Jupyter notebooks problem

Notebooks Notebooks Matplotlib.pyplot as PLT plt.rcParams['figure. Figsize '] = (notebooks notebooks notebooks PLT plt. pyplot as PLT plt.rcParams['figure. Plt.rcparams [' font-size. Serif '] = ['SimHei'] # Show Chinese problem # single output variables from all IPython. Core. Interactiveshell import interactiveshell interactiveshell. Ast_node_interactivity = 'All' # notebooks notebooks adaptive width from ipython.core. Display import display, HTML display(HTML("<style>.container { width:100% ! important; }</style>") <style>#notebook_panel {background: # FFFFFF; } < / style > # jupyter notebooks embedded page content from IPython. Display the import IFrame IFrame (' https://arxiv.org/pdf/1406.2661.pdf ', width=800, Height = 450) # Markdown a cell does not support more than paste pictures # print a file to open the show only a picture problem solving # / site - packages/notebook/static/notebook/js/main. Min. Js Key = utils.uuid().slice(2,6)+encodeURIandParens(blob.name); Key = utils. Uuid (). Slice (2, 6) + Object. The keys (that. Attachments.) length; # https://github.com/ihnorton/notebook/commit/55687c2dc08817da587977cb6f19f8cc0103bab1 # output from multiple lines IPython. Core. Interactiveshell import interactiveshell interactiveshell. Ast_node_interactivity = 'all' # # the default for the 'last' execution Shell command:! < command statement > # online visualization tool https://plot.ly/createCopy the code

Slideshow slides

PIP install RISE

- [Alt+ R] Play/Exit play - ", "comma hides the two large operation buttons on the left," T "overview PPT,"/" black screen - Slide: main page, switch by pressing the left and right arrow keys. - sub-slide: indicates the secondary page, which can be switched by pressing the up and down arrow keys. Full-screen Fragment: The Fragment is hidden at first and displayed after you press the space bar or arrow bar to achieve dynamic effect. On a page - Skip: Units not shown in the slide. - Notes: The speaker's Notes are also not shown in slides.Copy the code

Author: Li Qinghui, data product expert, the head of the data product team of an e-commerce company, specializes in improving the data application level of the company through data governance, data analysis and data-based operation.

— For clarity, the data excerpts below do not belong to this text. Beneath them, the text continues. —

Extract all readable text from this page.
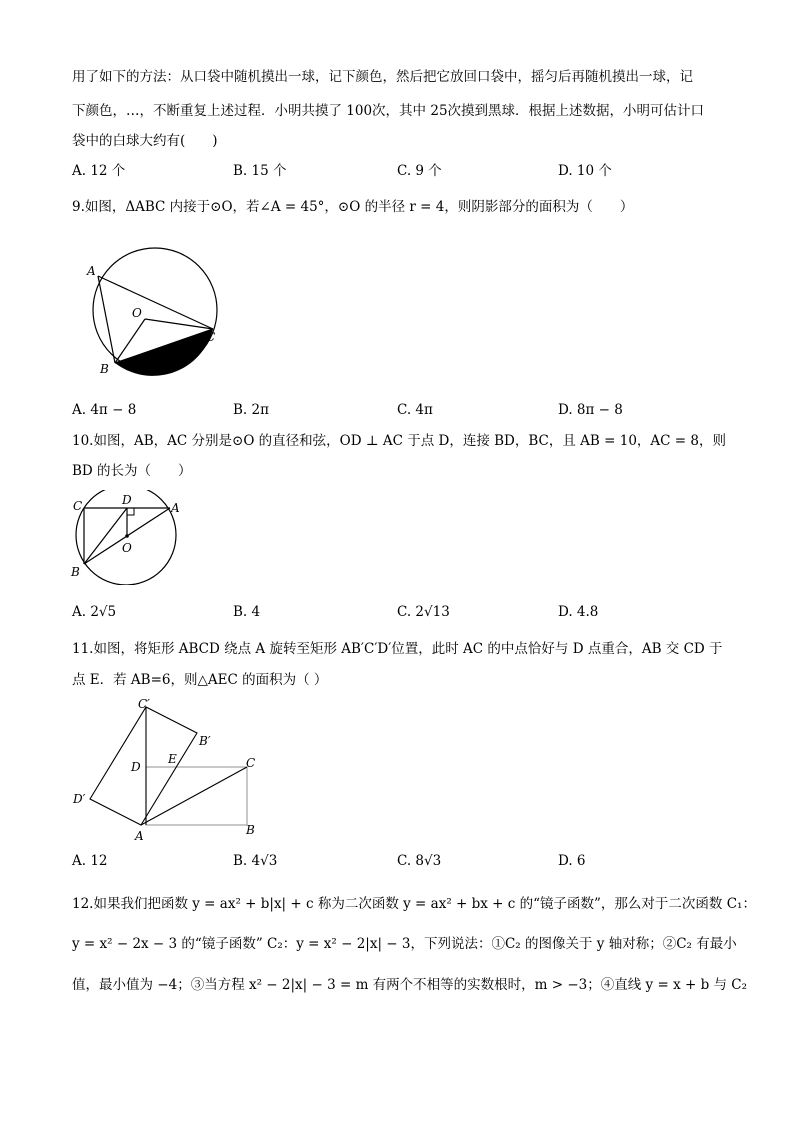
用了如下的方法：从口袋中随机摸出一球，记下颜色，然后把它放回口袋中，摇匀后再随机摸出一球，记
下颜色，…，不断重复上述过程．小明共摸了 100次，其中 25次摸到黑球．根据上述数据，小明可估计口
袋中的白球大约有(　　)
A. 12 个	B. 15 个	C. 9 个	D. 10 个
9.如图，ΔABC 内接于⊙O，若∠A = 45°，⊙O 的半径 r = 4，则阴影部分的面积为（　　）
A
O
C
B
A. 4π − 8	B. 2π	C. 4π	D. 8π − 8
10.如图，AB，AC 分别是⊙O 的直径和弦，OD ⊥ AC 于点 D，连接 BD，BC，且 AB = 10，AC = 8，则
BD 的长为（　　）
C	D
A
O
B
A. 2√5	B. 4	C. 2√13	D. 4.8
11.如图，将矩形 ABCD 绕点 A 旋转至矩形 AB′C′D′位置，此时 AC 的中点恰好与 D 点重合，AB 交 CD 于
点 E．若 AB=6，则△AEC 的面积为（ ）
C′
B′
D
E	C
D′
A	B
A. 12	B. 4√3	C. 8√3	D. 6
12.如果我们把函数 y = ax² + b|x| + c 称为二次函数 y = ax² + bx + c 的“镜子函数”，那么对于二次函数 C₁：
y = x² − 2x − 3 的“镜子函数” C₂：y = x² − 2|x| − 3，下列说法：①C₂ 的图像关于 y 轴对称；②C₂ 有最小
值，最小值为 −4；③当方程 x² − 2|x| − 3 = m 有两个不相等的实数根时，m > −3；④直线 y = x + b 与 C₂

Pandas: Using Python for Data Processing and Analysis

Recommended reasons: The book covers the general needs and pain points of Pandas users. It provides a comprehensive description of the functions, usage, and principles of Pandas. It is a valuable introduction for beginners to learn Pandas systematically. An essential query manual on the desk of experienced Python engineers.